With Carlos, as with the sisters of Yambuku, I perceived aspects of my own Belgian culture far more clearly than when I was actually living it. The dialect they spoke; the heavy, traditional winter food they enjoyed despite the sweltering heat: all of it seemed so confined, so tightly wound, and redolent of the 1950s. Every day, once work
was over, they ate together, prayed, and then they sat, sipping old Flemish liqueurs such as Elixir d’Anvers, and talked, conjuring up a fantasy of an old Flemish village.

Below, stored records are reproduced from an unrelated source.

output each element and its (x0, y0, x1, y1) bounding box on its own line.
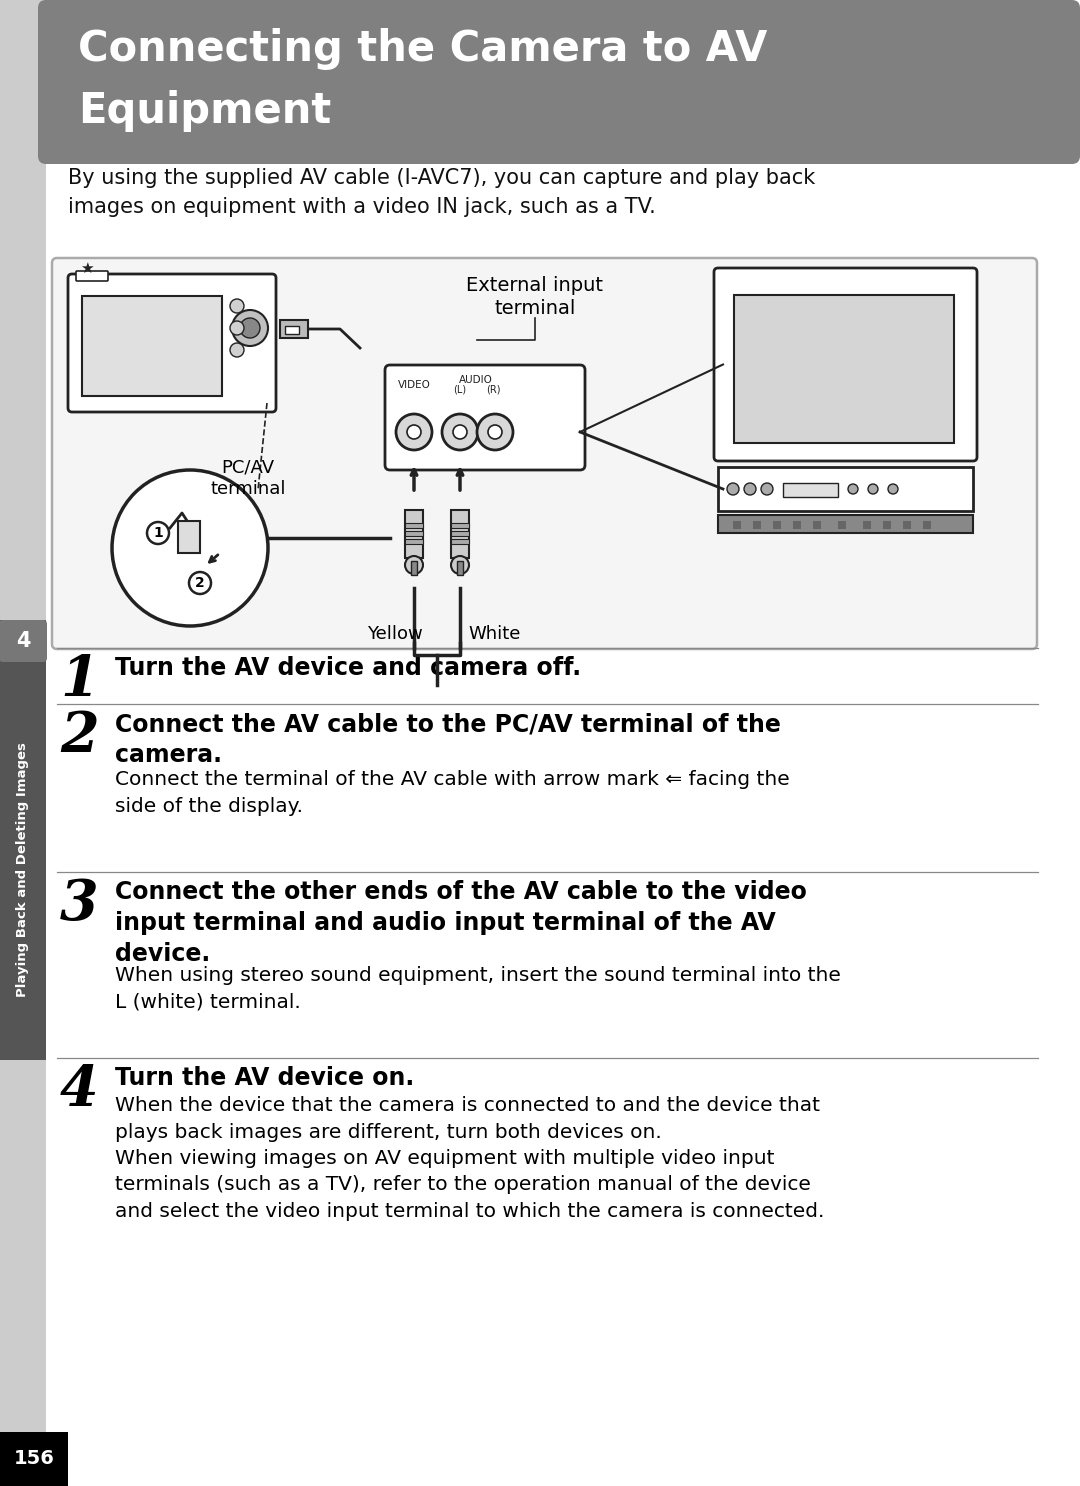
Bar (451, 531, 469, 536)
FancyBboxPatch shape (384, 366, 585, 470)
Bar (178, 522, 200, 553)
Bar (405, 510, 423, 559)
Circle shape (189, 572, 211, 594)
Text: Connect the other ends of the AV cable to the video
input terminal and audio inp: Connect the other ends of the AV cable t… (114, 880, 807, 966)
Text: Yellow: Yellow (367, 626, 423, 643)
Bar (783, 483, 838, 496)
Text: 4: 4 (16, 632, 30, 651)
Circle shape (396, 415, 432, 450)
Bar (793, 522, 801, 529)
Text: Connect the AV cable to the PC/AV terminal of the
camera.: Connect the AV cable to the PC/AV termin… (114, 712, 781, 767)
Text: Connecting the Camera to AV: Connecting the Camera to AV (78, 28, 768, 70)
Bar (838, 522, 846, 529)
Bar (753, 522, 761, 529)
Circle shape (407, 425, 421, 438)
Text: PC/AV
terminal: PC/AV terminal (211, 458, 286, 498)
Text: By using the supplied AV cable (I-AVC7), you can capture and play back
images on: By using the supplied AV cable (I-AVC7),… (68, 168, 815, 217)
Circle shape (232, 311, 268, 346)
Bar (0, 0, 46, 1486)
Text: Turn the AV device on.: Turn the AV device on. (114, 1065, 415, 1091)
FancyBboxPatch shape (52, 259, 1037, 649)
Text: When the device that the camera is connected to and the device that
plays back i: When the device that the camera is conne… (114, 1097, 824, 1221)
Bar (82, 296, 222, 395)
Text: 156: 156 (14, 1449, 54, 1468)
Text: When using stereo sound equipment, insert the sound terminal into the
L (white) : When using stereo sound equipment, inser… (114, 966, 841, 1012)
Circle shape (230, 343, 244, 357)
Text: White: White (469, 626, 522, 643)
Bar (457, 562, 463, 575)
Bar (733, 522, 741, 529)
Circle shape (147, 522, 168, 544)
FancyBboxPatch shape (38, 0, 1080, 163)
Circle shape (405, 556, 423, 574)
Circle shape (230, 299, 244, 314)
Bar (718, 516, 973, 533)
Bar (718, 467, 973, 511)
Text: Equipment: Equipment (78, 91, 332, 132)
Bar (411, 562, 417, 575)
Circle shape (744, 483, 756, 495)
Bar (405, 523, 423, 528)
Bar (405, 531, 423, 536)
FancyBboxPatch shape (68, 273, 276, 412)
Text: VIDEO: VIDEO (397, 380, 431, 389)
Bar (863, 522, 870, 529)
Circle shape (451, 556, 469, 574)
Circle shape (477, 415, 513, 450)
FancyBboxPatch shape (714, 267, 977, 461)
Bar (0, 620, 46, 1060)
Bar (451, 523, 469, 528)
Text: 3: 3 (60, 877, 98, 932)
Bar (923, 522, 931, 529)
Circle shape (112, 470, 268, 626)
Text: (L): (L) (454, 383, 467, 394)
Circle shape (868, 484, 878, 493)
Circle shape (453, 425, 467, 438)
Text: External input
terminal: External input terminal (467, 276, 604, 318)
Circle shape (240, 318, 260, 337)
Text: 1: 1 (153, 526, 163, 539)
Circle shape (761, 483, 773, 495)
Bar (903, 522, 912, 529)
Bar (0, 1433, 68, 1486)
Bar (405, 539, 423, 544)
Circle shape (442, 415, 478, 450)
Text: 2: 2 (195, 577, 205, 590)
Text: 2: 2 (60, 709, 98, 764)
Text: Connect the terminal of the AV cable with arrow mark ⇐ facing the
side of the di: Connect the terminal of the AV cable wit… (114, 770, 789, 816)
Bar (451, 539, 469, 544)
Bar (280, 319, 308, 337)
Circle shape (888, 484, 897, 493)
Bar (451, 510, 469, 559)
Text: 1: 1 (60, 652, 98, 707)
Text: AUDIO: AUDIO (459, 374, 492, 385)
FancyBboxPatch shape (0, 620, 48, 661)
Text: Playing Back and Deleting Images: Playing Back and Deleting Images (16, 743, 29, 997)
Circle shape (488, 425, 502, 438)
Bar (734, 296, 954, 443)
Circle shape (727, 483, 739, 495)
FancyBboxPatch shape (76, 270, 108, 281)
Text: ★: ★ (80, 262, 94, 276)
Circle shape (848, 484, 858, 493)
Bar (285, 325, 299, 334)
Bar (883, 522, 891, 529)
Text: Turn the AV device and camera off.: Turn the AV device and camera off. (114, 655, 581, 681)
Text: (R): (R) (486, 383, 500, 394)
Bar (813, 522, 821, 529)
Text: 4: 4 (60, 1062, 98, 1117)
Circle shape (230, 321, 244, 334)
Bar (773, 522, 781, 529)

For them the motherland was frozen in time that was situated somewhere between their own childhoods and those of their parents. I knew this country was partly imaginary, but it was also partly where I came from too. This was how my people used to think and see the world.
I saw then that I had left my tribe. I had far less in common with the sisters than I did with the piebald, random team of scientists that chance had cobbled together to fight a virus that none of us yet understood.
WHEN THE PLANE finally came to pick us up after four days of waiting, the pilots refused to load our two convalescents or our samples of virus. They had arrived with a load of construction material for a villa that General Bumba was building in a nearby hamlet, and they planned to take off with a load of local produce, breaking the quarantine embargo. Thankfully it seemed there was no logistical problem that Jean-François Ruppol could not solve. The aircraft finally took off, in pouring rain with all of us on board as it lurched and hiccupped perilously across the tree line.
We arrived in Kinshasa and escorted Sophie and Sukato to the Clinique Ngaliema. None of the people quarantined there had developed symptoms. But that also meant that so far, no antibodies had been found in any blood samples. The blood Sophie and Sukato would give—like the vials we had brought with us—was crucially important.